Other applications of technology go beyond making connections. Our ability to store and process data has advanced at a dizzying pace over the last several decades. As a result, advocates for board diversity have more information to make our case now than ever before. Data tracking is to board diversity what the Fitbit is to health goals. It reveals our starting point, which helps us make specific plans to improve board diversity for both individual firms and for the corporate world at large.

For example, at BoardReady, we’ve developed an automated analytic that rates a company’s board diversity, based on certain factors: gender, race/ethnicity, tenure, and age. It uses those factors to determine a board’s “BoardReady Index (BRI) Score,” between 1 and 100, which can then be compared to the BRI scores of peer companies. With it, we can also show corporations how that score will improve by adding a diverse board member.

The insight that such data tracking offers is particularly useful in light of regulations like California’s recent board diversity legislation, as many firms are being forced to diversify their boards quickly, some of which do not even know where to begin. Our analytic is entirely dependent upon technology, from the algorithm that computes the score to the databases that it pulls from, to its comparative power.

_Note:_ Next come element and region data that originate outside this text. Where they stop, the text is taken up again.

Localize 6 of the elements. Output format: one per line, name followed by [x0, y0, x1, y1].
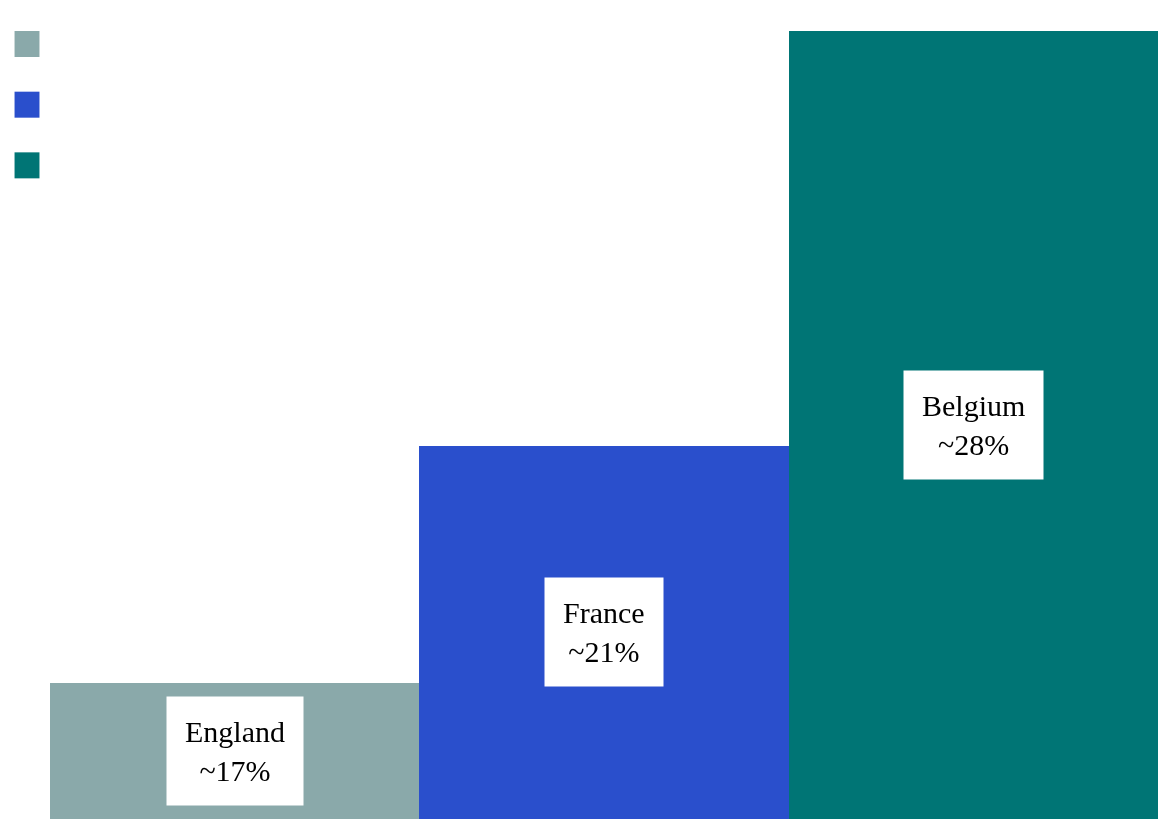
data-label: ~17% — [199, 754, 271, 787]
data-label: ~28% — [938, 428, 1010, 461]
x-tick-label: France — [563, 596, 645, 629]
x-tick-label: England — [185, 715, 285, 748]
x-tick-label: Belgium — [922, 389, 1026, 422]
data-label: ~21% — [568, 635, 640, 668]
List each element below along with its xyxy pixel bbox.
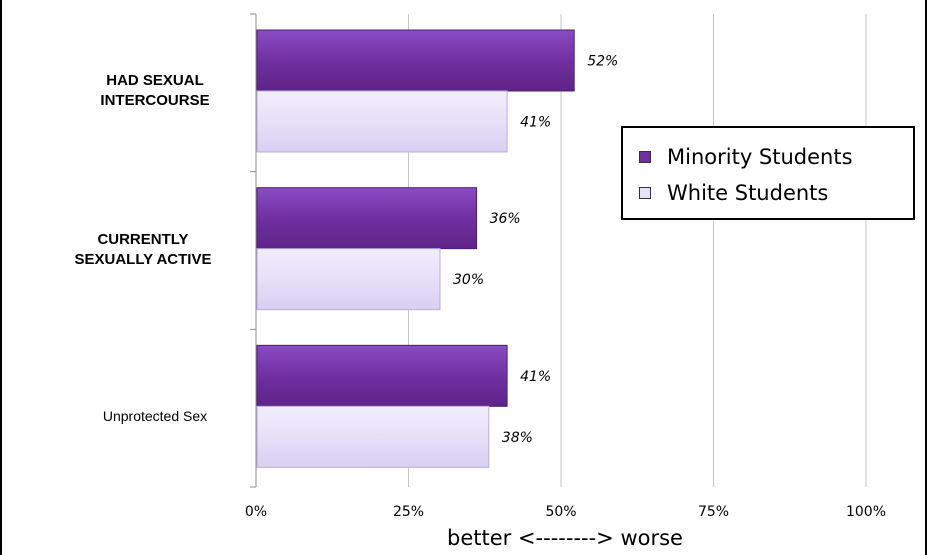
- bar-data-label: 41%: [520, 115, 551, 131]
- bar-data-label: 36%: [490, 211, 521, 227]
- x-tick-label: 100%: [846, 504, 886, 520]
- legend: Minority Students White Students: [621, 126, 915, 220]
- bar-white: [256, 90, 508, 153]
- x-axis-title: better <--------> worse: [447, 526, 683, 550]
- x-tick-label: 25%: [393, 504, 424, 520]
- x-tick-labels: 0% 25% 50% 75% 100%: [245, 504, 886, 520]
- bar-white: [256, 248, 441, 311]
- category-label-line: HAD SEXUAL: [106, 72, 204, 89]
- category-label-unprotected-sex: Unprotected Sex: [40, 406, 270, 426]
- bar-data-label: 30%: [453, 272, 484, 288]
- legend-item-white: White Students: [639, 176, 828, 210]
- bar-minority: [256, 29, 575, 92]
- bar-minority: [256, 187, 478, 250]
- legend-swatch-minority: [639, 151, 651, 163]
- category-label-currently-sexually-active: CURRENTLY SEXUALLY ACTIVE: [28, 230, 258, 270]
- bar-data-label: 38%: [502, 430, 533, 446]
- category-label-line: CURRENTLY: [97, 231, 189, 248]
- bars: [256, 29, 575, 468]
- category-label-line: SEXUALLY ACTIVE: [74, 251, 212, 268]
- bar-labels: 52% 41% 36% 30% 41% 38%: [453, 54, 618, 446]
- bar-white: [256, 405, 490, 468]
- y-axis: [250, 13, 257, 488]
- legend-label-white: White Students: [667, 181, 829, 205]
- category-label-line: INTERCOURSE: [100, 92, 210, 109]
- legend-swatch-white: [639, 187, 651, 199]
- bar-data-label: 41%: [520, 369, 551, 385]
- category-label-had-sexual-intercourse: HAD SEXUAL INTERCOURSE: [40, 71, 270, 111]
- x-tick-label: 75%: [698, 504, 729, 520]
- legend-item-minority: Minority Students: [639, 140, 853, 174]
- x-tick-label: 0%: [245, 504, 267, 520]
- bar-minority: [256, 344, 508, 407]
- category-label-line: Unprotected Sex: [102, 408, 208, 424]
- legend-label-minority: Minority Students: [667, 145, 853, 169]
- bar-data-label: 52%: [587, 54, 618, 70]
- x-tick-label: 50%: [545, 504, 576, 520]
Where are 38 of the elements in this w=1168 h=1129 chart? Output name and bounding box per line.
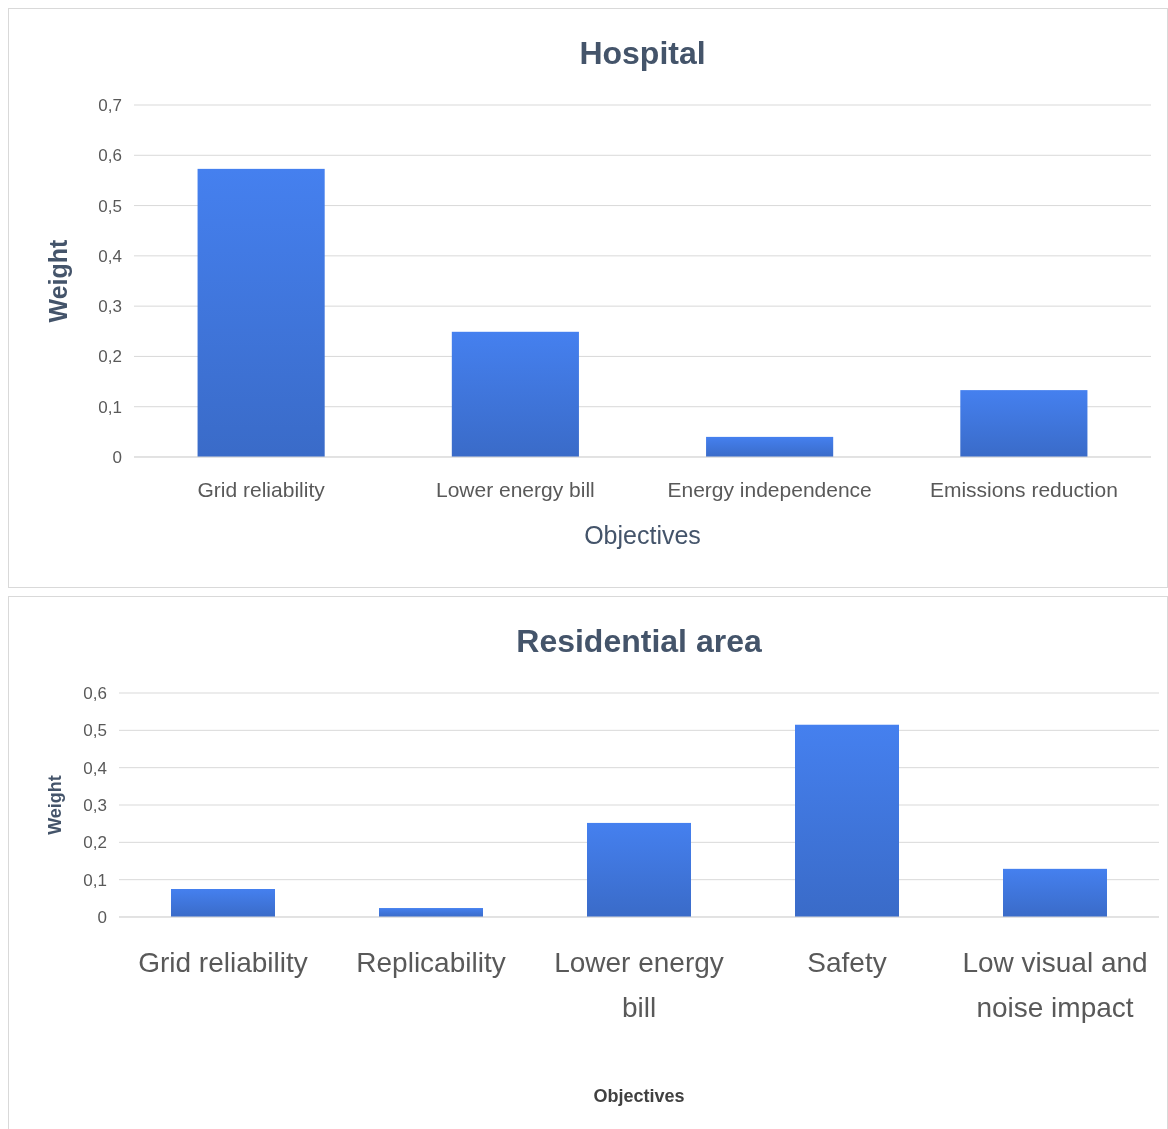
- x-axis-title: Objectives: [593, 1086, 685, 1106]
- y-tick-label: 0,4: [83, 758, 107, 778]
- y-tick-label: 0,5: [83, 721, 107, 741]
- bar: [1003, 868, 1107, 917]
- y-tick-label: 0,4: [98, 246, 122, 266]
- y-tick-label: 0,1: [98, 397, 122, 417]
- x-tick-label: Lower energy bill: [435, 478, 595, 501]
- x-axis-title: Objectives: [584, 521, 701, 549]
- y-tick-label: 0,1: [83, 870, 107, 890]
- y-axis-title: Weight: [45, 775, 65, 835]
- x-tick-label: Lower energy bill: [554, 947, 724, 1023]
- bar: [587, 822, 691, 917]
- x-tick-label: Low visual and noise impact: [962, 947, 1148, 1023]
- y-tick-label: 0: [112, 447, 122, 467]
- y-tick-label: 0,7: [98, 95, 122, 115]
- y-axis-title: Weight: [44, 238, 72, 323]
- y-tick-label: 0,2: [98, 347, 122, 367]
- chart-title: Residential area: [516, 623, 762, 659]
- y-tick-label: 0,3: [83, 795, 107, 815]
- x-tick-label: Safety: [807, 947, 887, 978]
- y-tick-label: 0,2: [83, 833, 107, 853]
- bar: [197, 168, 325, 457]
- x-tick-label: Energy independence: [667, 478, 872, 501]
- x-tick-label: Grid reliability: [138, 947, 308, 978]
- x-tick-label: Grid reliability: [197, 478, 326, 501]
- chart-title: Hospital: [579, 35, 706, 71]
- bar: [451, 331, 579, 457]
- y-tick-label: 0,6: [98, 146, 122, 166]
- y-tick-label: 0: [97, 907, 107, 927]
- y-tick-label: 0,6: [83, 683, 107, 703]
- bar: [960, 390, 1088, 457]
- bar: [171, 889, 275, 917]
- y-tick-label: 0,5: [98, 196, 122, 216]
- x-tick-label: Replicability: [356, 947, 506, 978]
- bar: [706, 436, 834, 457]
- x-tick-label: Emissions reduction: [929, 478, 1118, 501]
- bar: [795, 724, 899, 917]
- y-tick-label: 0,3: [98, 297, 122, 317]
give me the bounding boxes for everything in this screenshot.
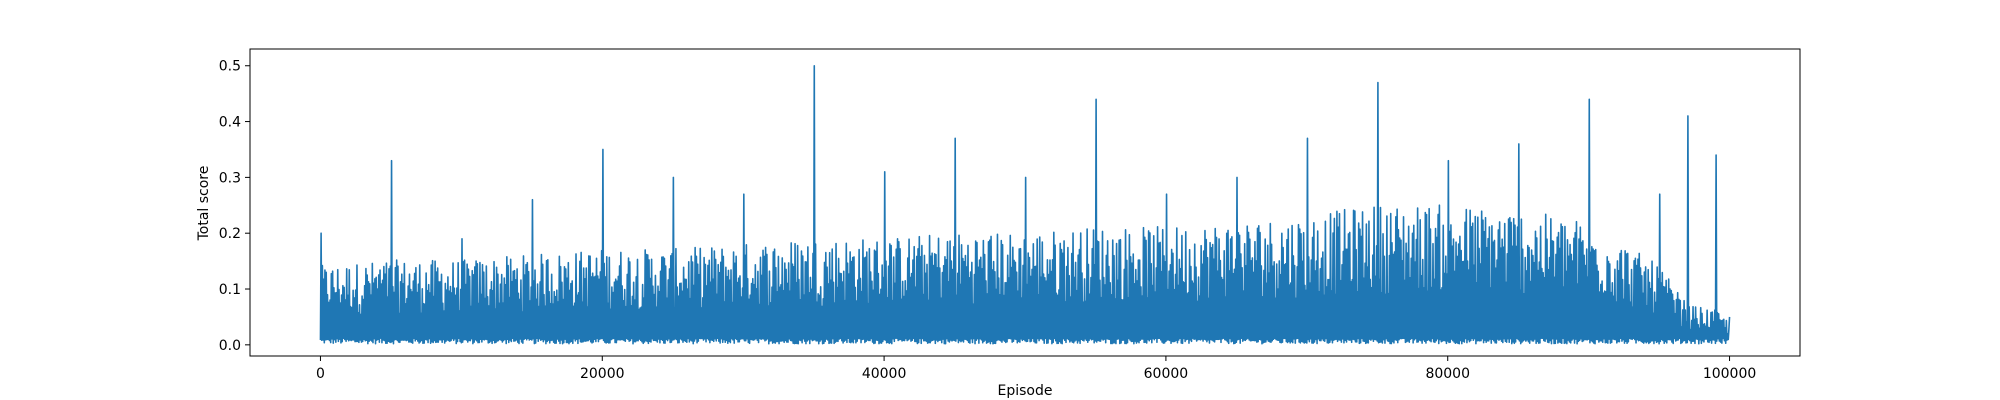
y-tick-label: 0.0: [219, 338, 241, 354]
plot-frame: [249, 48, 1801, 357]
y-tick-label: 0.3: [219, 170, 241, 186]
x-tick-label: 0: [316, 366, 325, 382]
series-line-0: [319, 64, 1731, 345]
y-tick-label: 0.5: [219, 59, 241, 75]
x-tick-label: 20000: [580, 366, 625, 382]
x-tick-label: 60000: [1144, 366, 1189, 382]
y-tick-label: 0.2: [219, 226, 241, 242]
x-tick-label: 100000: [1703, 366, 1756, 382]
series-layer: [319, 64, 1731, 345]
y-axis-label: Total score: [196, 166, 212, 242]
x-axis-label: Episode: [998, 383, 1053, 399]
ticks-layer: 0 20000 40000 60000 80000 100000 0.0 0.1 0.2 0.3 0…: [219, 59, 1757, 382]
x-tick-label: 40000: [862, 366, 907, 382]
x-tick-label: 80000: [1425, 366, 1470, 382]
y-tick-label: 0.4: [219, 115, 241, 131]
y-tick-label: 0.1: [219, 282, 241, 298]
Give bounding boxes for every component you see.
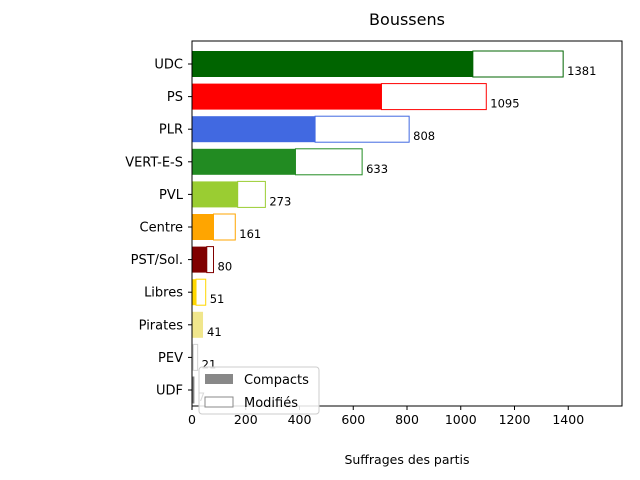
y-tick-label-udf: UDF (156, 384, 183, 399)
y-tick-label-ps: PS (167, 90, 183, 105)
data-label-centre: 161 (239, 227, 261, 241)
bar-modifies-centre (213, 213, 236, 241)
bar-modifies-udc (472, 50, 564, 78)
legend-swatch-compacts (205, 374, 233, 384)
data-label-plr: 808 (413, 129, 435, 143)
bar-compacts-udc (192, 51, 473, 77)
bar-compacts-pev (192, 344, 194, 371)
bar-modifies-ps (380, 83, 487, 111)
bar-compacts-centre (192, 214, 214, 240)
x-tick-label-600: 600 (341, 412, 365, 427)
y-tick-label-pvl: PVL (159, 188, 184, 203)
data-label-libres: 51 (210, 292, 225, 306)
bars-group (192, 50, 564, 404)
bar-compacts-pvl (192, 181, 238, 208)
bar-compacts-libres (192, 279, 197, 306)
bar-compacts-pirates (192, 311, 204, 338)
data-labels: 13811095808633273161805141217 (198, 64, 597, 404)
y-tick-label-centre: Centre (140, 221, 183, 236)
bar-modifies-vert-e-s (294, 148, 363, 176)
chart-title: Boussens (369, 10, 445, 29)
data-label-pirates: 41 (207, 325, 222, 339)
y-tick-label-libres: Libres (144, 286, 183, 301)
y-tick-label-vert-e-s: VERT-E-S (125, 155, 183, 170)
y-tick-label-pirates: Pirates (139, 318, 184, 333)
data-label-pst-sol: 80 (218, 260, 233, 274)
bar-modifies-plr (314, 115, 410, 143)
x-axis: 0 200 400 600 800 1000 1200 1400 (188, 406, 584, 427)
legend-label-compacts: Compacts (244, 373, 309, 388)
legend-label-modifies: Modifiés (244, 396, 298, 411)
bar-compacts-vert-e-s (192, 148, 296, 175)
x-tick-label-1000: 1000 (445, 412, 477, 427)
data-label-udc: 1381 (567, 64, 596, 78)
data-label-pvl: 273 (269, 194, 291, 208)
x-tick-label-0: 0 (188, 412, 196, 427)
bar-compacts-pst-sol (192, 246, 207, 273)
bar-modifies-pev (192, 343, 199, 371)
bar-modifies-pvl (237, 180, 266, 208)
x-tick-label-200: 200 (234, 412, 258, 427)
bar-compacts-udf (192, 377, 194, 403)
y-tick-label-pst-sol: PST/Sol. (131, 253, 183, 268)
bar-compacts-ps (192, 83, 382, 110)
x-axis-label: Suffrages des partis (344, 452, 469, 467)
data-label-vert-e-s: 633 (366, 162, 388, 176)
x-tick-label-400: 400 (288, 412, 312, 427)
y-tick-label-pev: PEV (158, 351, 183, 366)
x-tick-label-1200: 1200 (499, 412, 531, 427)
plot-frame (191, 40, 623, 407)
legend: Compacts Modifiés (198, 366, 320, 415)
y-tick-label-plr: PLR (159, 123, 183, 138)
bar-modifies-libres (195, 278, 207, 306)
legend-swatch-modifies (204, 396, 234, 408)
bar-compacts-plr (192, 116, 316, 143)
x-tick-label-800: 800 (395, 412, 419, 427)
category-labels: UDC PS PLR VERT-E-S PVL Centre PST/Sol. Libres P… (125, 58, 192, 399)
bar-modifies-pst-sol (206, 246, 214, 274)
bar-modifies-udf (192, 376, 195, 404)
y-tick-label-udc: UDC (154, 58, 183, 73)
data-label-ps: 1095 (490, 97, 519, 111)
x-tick-label-1400: 1400 (552, 412, 584, 427)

The coronavirus is making business more digital

Particularly in the era of COVID, when so much business is going online, corporations are more open than ever before to finding candidates through digital networks. As a result, many companies are discovering for the first time how deep the pool of exceptional, diverse director candidates really is. In addition, pressure to diversify is building as customers, investors, and even some government regulators are beginning to demand more board diversity, whether to address inequality, to achieve governance best practices, or to pursue stronger financial returns.

All of this means that we are experiencing an unprecedented opportunity to move the needle on board diversity. In the coming years, I expect technology to be leveraged even further to advance board diversity, in ways that we can’t yet predict. Technological advances over the last several decades have helped us prepare for this moment, ensuring that the next generation of corporate leaders is more diverse than ever before.